Kant divides society into two spheres, public and private. The public sphere is a place where people are free from obligation of their calling, and are free to be critical of society; the private sphere is a place where people are not free from the obligations of their calling (Kant 58; Outram 2). In the private sphere, subjects are required to restrain airing their opinions and judgments, in the interest of upholding the ruler’s will and diminishing the likelihood of anarchy and chaos (Outram 2). Kant argues that “the public use of reason must at all times be free, and it alone can bring about enlightenment among men; the private use of reason, however, may often be very narrowly restricted without the progress of Enlightenment being particularly hindered” (59-60).

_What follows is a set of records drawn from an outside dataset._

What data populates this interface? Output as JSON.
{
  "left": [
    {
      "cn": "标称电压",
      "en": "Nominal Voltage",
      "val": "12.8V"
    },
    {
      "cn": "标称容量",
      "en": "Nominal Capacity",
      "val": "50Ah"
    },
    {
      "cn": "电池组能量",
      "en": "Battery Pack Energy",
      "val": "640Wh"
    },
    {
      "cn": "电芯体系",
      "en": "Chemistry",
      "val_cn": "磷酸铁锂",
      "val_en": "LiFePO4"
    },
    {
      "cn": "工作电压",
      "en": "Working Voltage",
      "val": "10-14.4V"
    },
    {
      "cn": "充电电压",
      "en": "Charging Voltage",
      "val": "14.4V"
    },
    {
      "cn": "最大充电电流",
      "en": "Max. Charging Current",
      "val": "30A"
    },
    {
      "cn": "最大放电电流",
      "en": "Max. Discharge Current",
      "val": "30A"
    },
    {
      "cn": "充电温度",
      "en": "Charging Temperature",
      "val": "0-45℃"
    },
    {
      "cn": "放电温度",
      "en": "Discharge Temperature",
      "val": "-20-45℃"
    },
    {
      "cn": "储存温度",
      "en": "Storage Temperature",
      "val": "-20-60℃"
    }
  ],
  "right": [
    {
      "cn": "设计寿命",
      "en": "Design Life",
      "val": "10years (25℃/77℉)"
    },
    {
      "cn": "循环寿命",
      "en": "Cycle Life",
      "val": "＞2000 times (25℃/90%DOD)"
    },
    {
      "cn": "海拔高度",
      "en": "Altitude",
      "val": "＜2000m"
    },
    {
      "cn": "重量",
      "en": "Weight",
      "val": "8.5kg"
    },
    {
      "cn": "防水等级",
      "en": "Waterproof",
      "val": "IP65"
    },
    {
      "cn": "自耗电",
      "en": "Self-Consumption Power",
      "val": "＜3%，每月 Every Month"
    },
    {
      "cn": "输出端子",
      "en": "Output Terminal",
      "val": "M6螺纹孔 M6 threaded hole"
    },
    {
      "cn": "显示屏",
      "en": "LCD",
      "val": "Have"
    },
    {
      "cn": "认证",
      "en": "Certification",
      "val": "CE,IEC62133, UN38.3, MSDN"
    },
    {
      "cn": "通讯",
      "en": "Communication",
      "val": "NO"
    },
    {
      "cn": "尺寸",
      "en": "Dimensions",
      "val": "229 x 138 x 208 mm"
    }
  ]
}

Kant gives people the right to freely express themselves in their writing while requiring them to limit their expression according to their vocation and status of life. As a result, Kant requires a clergyman to lecture to his congregation according to the symbol of the church which he serves, and gives him “the complete freedom to communicate to the public all of his carefully tested and well-intentioned thoughts on the imperfections of that symbol and his proposals for better arrangement of religious and ecclesiastical affairs” (60). Furthermore, Kant takes it a step further. He makes it the clergyman’s calling to communicate his thoughts on the imperfections of the church by pointing out all the practical uses of his lecture “to which he himself may not subscribe with complete conviction” (60). Kant justifies this position by stating that “it is not entirely possible that truth may lie concealed within them [the rules], and, at least in any case there is nothing in them that this in contradiction to what is intrinsic to religion” (60). However, Kant does point out that if the clergyman “believed he found such a contradiction in them [the rules], he could not in conscience conduct his office; he would have to resign” (60-61). Therefore, for Kant, the line between what we would call hypocritical actions and actions according to public and private uses of freedom is quite narrow.

In contemporary society, Kant’s public and private spheres are problematic in that we expect individuals to have whole and unique identities. Kant divides actions and thoughts into either public or private categories, and does not see these categories as contradictions. Instead, he points out that if these uses are carefully separated then the clergyman should have “nothing to burden his conscience” (Kant 60). Kant requires the clergyman to resign if he finds himself contradicting himself, but he does give the clergyman the right to criticize the church in his capacity as a scholar, a right that many clergymen in the modern world seem to lack. Unlike Kant who sees the clergyman as an agent of his church who has to teach his congregation something he does not agree with “as a consequence of his office” (60-61), contemporary American society expects people to embody one identity, and would not accept a pastor who argued against abortion to his congregation, and wrote pamphlets as a scholar arguing for women’s choice. This pastor would be considered a hypocrite. Our society is unfamiliar with distinctions between public and private uses of reason, and therefore cannot conceptualize a non-hypocritical nature of these acts.

Kant, Immanuel. “An Answer to the Question: What is Enlightenment?” (1784). Trans. James Schmidt. 58-64.

Outram, D. The Enlightenment. 2nd ed. Cambridge, UK: Cambridge University. 2005. Print.